New Wave Hackers Chase Bucks, Not Bragging Rights

Malicious code cases surged in October by over 20 percent, lead by a resurgence in Bagle and MyDoom and a continued push by money-hungry hackers who are flooding the Internet with Trojans designed to steal dough, not gain notoriety, said a security firm report released this week.

"What we're seeing is one big new malware cycle," said Joe Hartmann, the director of Trend Micro's North American anti-virus research efforts. "A worm first infects a system, then perhaps downloads an additional infection component like a Trojan horse or a bot, and before you know it, the machine is infected with everything necessary hacker remote control."

Trend Micro, which is headquartered in Tokyo and known for its PC-cillin anti-virus line, noted that even though October was a relatively quiet month in major outbreaks, it saw a 22 percent jump in new malicious code detected compared to September.

The biggest threats are Trojan horses, backdoors, and backdoor-seeding worms, all of which are released into the wild by for-profit hackers with money on their minds, said Hartmann.

The total number of Trojans spotted by Trend Micro in October was up 30 percent over September, with the category now accounting for nearly half (47 percent) of all malware. (That percentage is also up over September, said Trend Micro, by two percent.) Coupled with backdoors, which are basically remote access Trojans, the two made up almost 65 percent of all detected malware.

It's proof, said Hartmann, that hackers are assembling ever bigger bot networks that they can then turn into profit-making machines.

"It's all profit driven now," he said. "Before, hacking used to be like digital graffiti. Once a machine was infected, that was it. But now the purpose of infecting systems to recruit this big zombie army, then use it to steal confidential information or rent it to spammers or use it to deliver pop-up advertisements"

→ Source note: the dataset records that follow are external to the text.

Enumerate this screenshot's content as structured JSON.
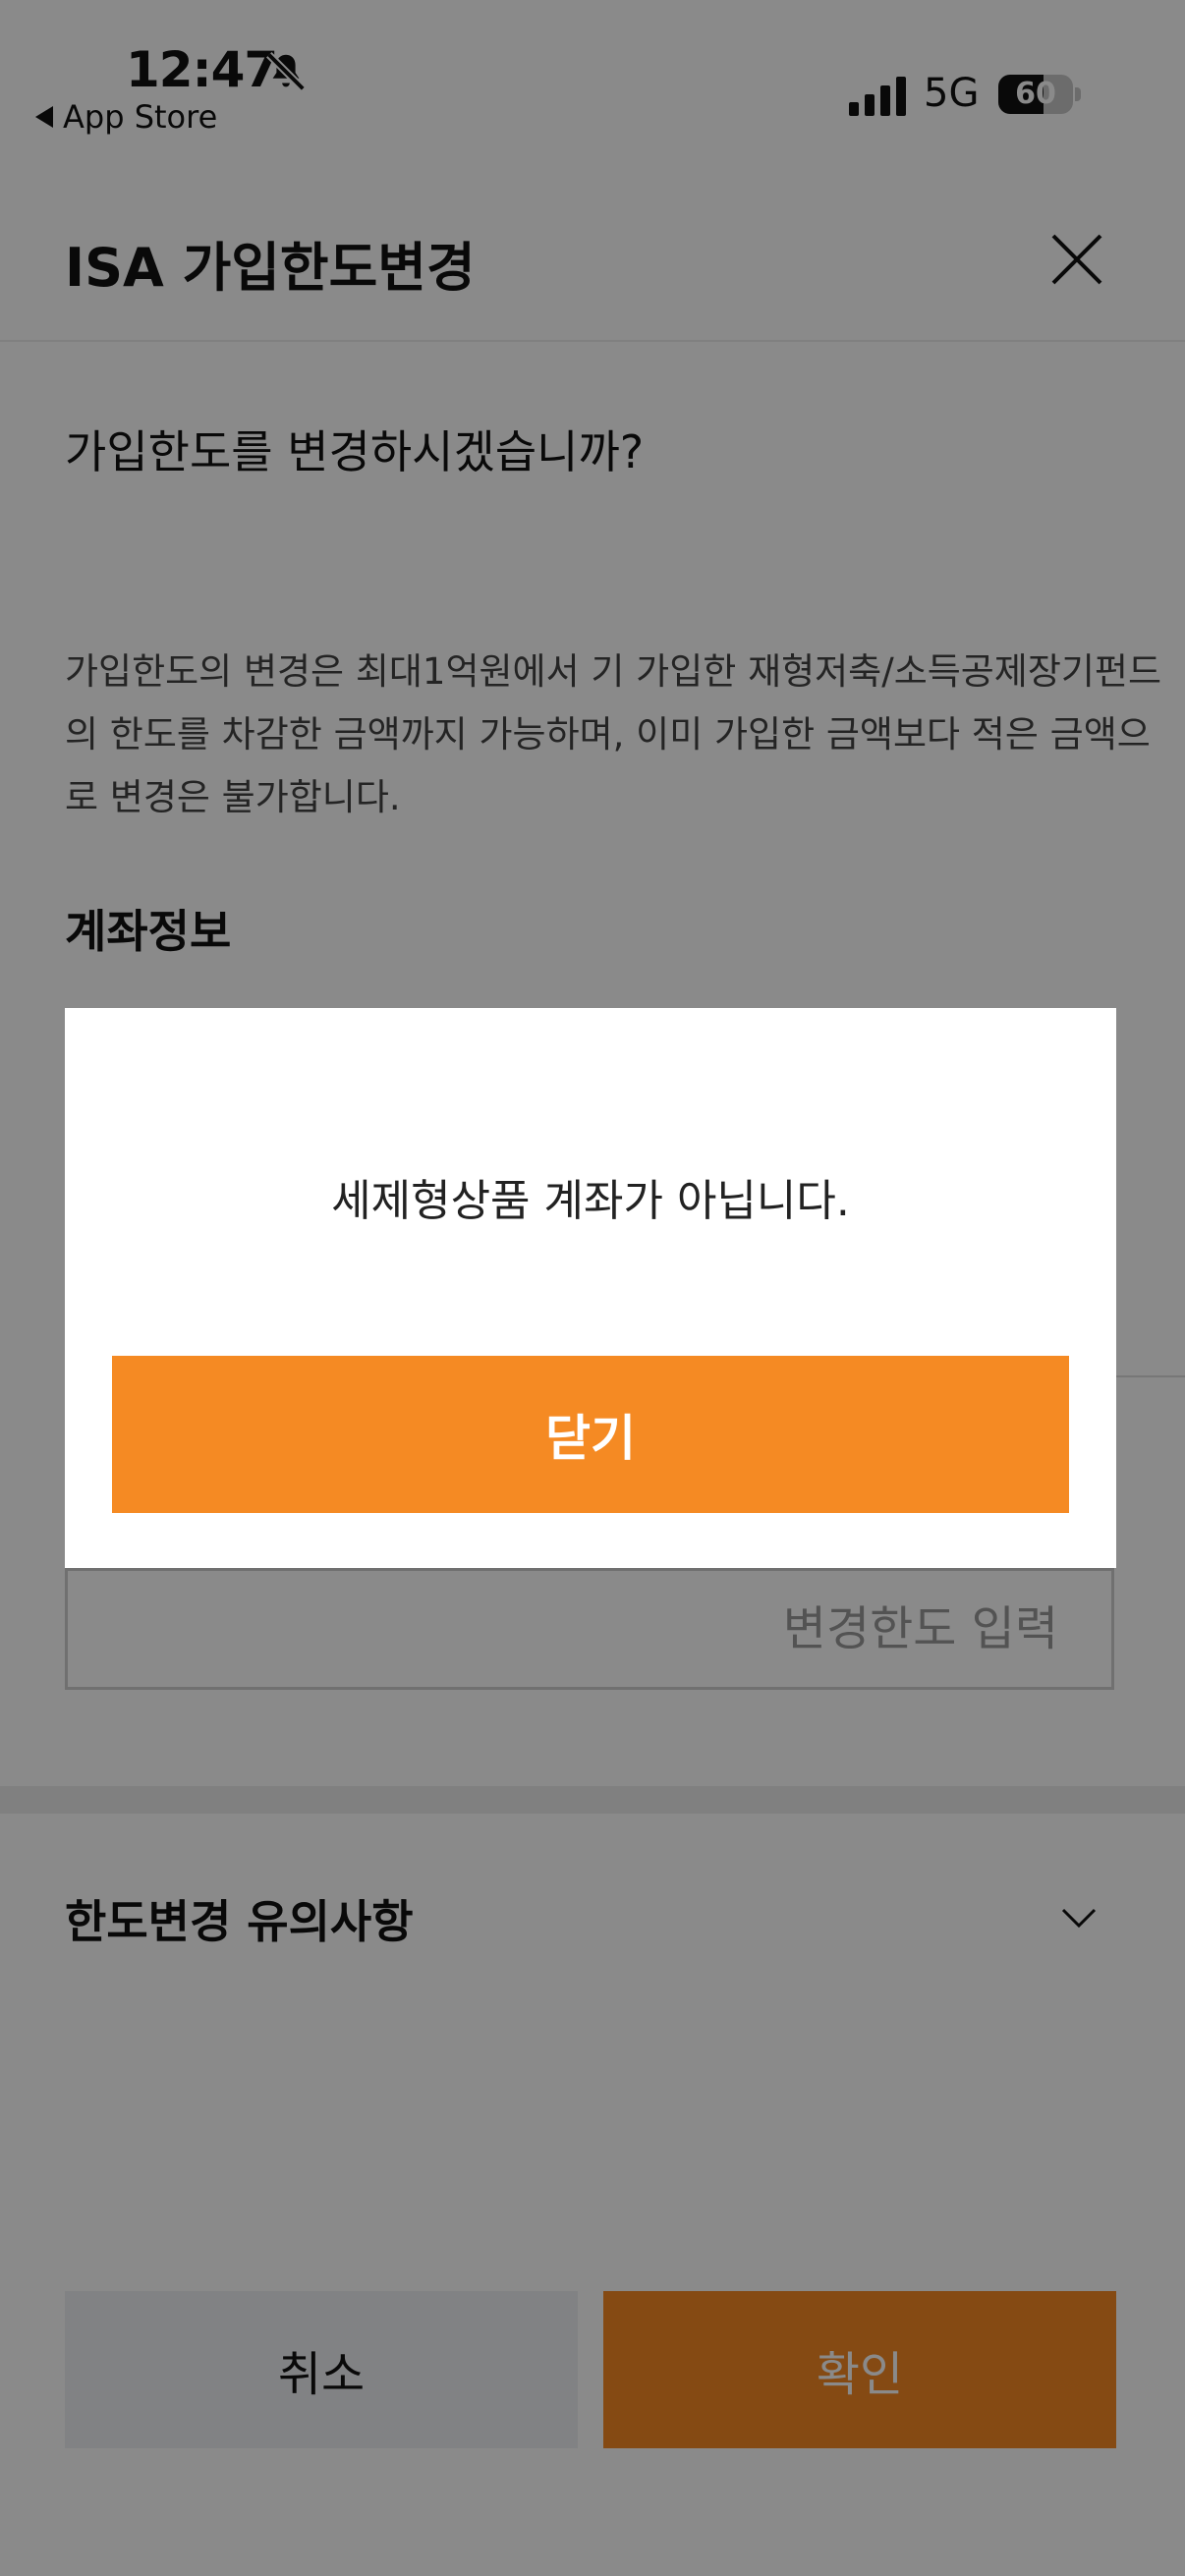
{
  "status_bar": {
    "time": "12:47",
    "back_label": "App Store",
    "network": "5G",
    "battery_level": "60",
    "battery_fraction": 0.6
  },
  "header": {
    "title": "ISA 가입한도변경"
  },
  "content": {
    "question": "가입한도를 변경하시겠습니까?",
    "description": "가입한도의 변경은 최대1억원에서 기 가입한 재형저축/소득공제장기펀드의 한도를 차감한 금액까지 가능하며, 이미 가입한 금액보다 적은 금액으로 변경은 불가합니다.",
    "account_info_title": "계좌정보",
    "limit_input_placeholder": "변경한도 입력",
    "notes_title": "한도변경 유의사항"
  },
  "buttons": {
    "cancel": "취소",
    "confirm": "확인"
  },
  "modal": {
    "message": "세제형상품 계좌가 아닙니다.",
    "close_label": "닫기"
  },
  "colors": {
    "accent": "#f58a23",
    "overlay": "rgba(0,0,0,0.46)"
  },
  "icons": {
    "bell": "bell-slash-icon",
    "close": "close-icon",
    "chevron": "chevron-down-icon",
    "signal": "cellular-signal-icon",
    "battery": "battery-icon"
  }
}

On the worm side of the coin, the top two for the month were long-time list inhabitants Netsky.p and Zafi.b. But it was the departure of Sasser from its number one ranking that was among the big news of the month, said Trend Micro. Sasser's vanishing act -- it disappeared from the top 10 list -- may mean that most systems have finally been patched against the Windows vulnerability that Sasser exploited. The LSASS vulnerability which Sasser used to infect Windows machines was first disclosed in April 2004.

"After spending three months at the top of the list of the most notorious malware, the Sasser seems to have slowed down its onslaught," Trend Micro's report read.

Another trend shown by Trend Micro's numbers was a steady decline of the pernicious Netsky worm family, which has plagued computer users since February. But malicious attacks like Netsky -- and Zafi, too, since it also uses the same tactic of enticing users to open e-mail attachments -- won't go away.

"It'll be a long time before computer users learn not to inflict damage on their own computer systems by not opening attachments on unsolicited email messages," wrote Eric Avena, the author of the report.

In fact, Netsky rebounded a bit in October; for the first time since April, the number of infections climbed.

Also contributing to the spike in malware code cases detected in October was a comeback of sorts by MyDoom and Bagle, particularly the latter. During October, 13 new variants of Bagle were unleashed.

Trend Micro also correctly predicted that another major outbreak of the long-lasting Bagle was likely. "The last medium risk outbreak was on August 31," wrote Avena in his report, which covered data through October 25. "With the fact that at least one alert was called in six of the last ten months, another Bagle outbreak is hovering not too far ahead."

That outbreak opened last Friday, October 29, when a trio of Bagle variants hit the Internet, affecting home users the most.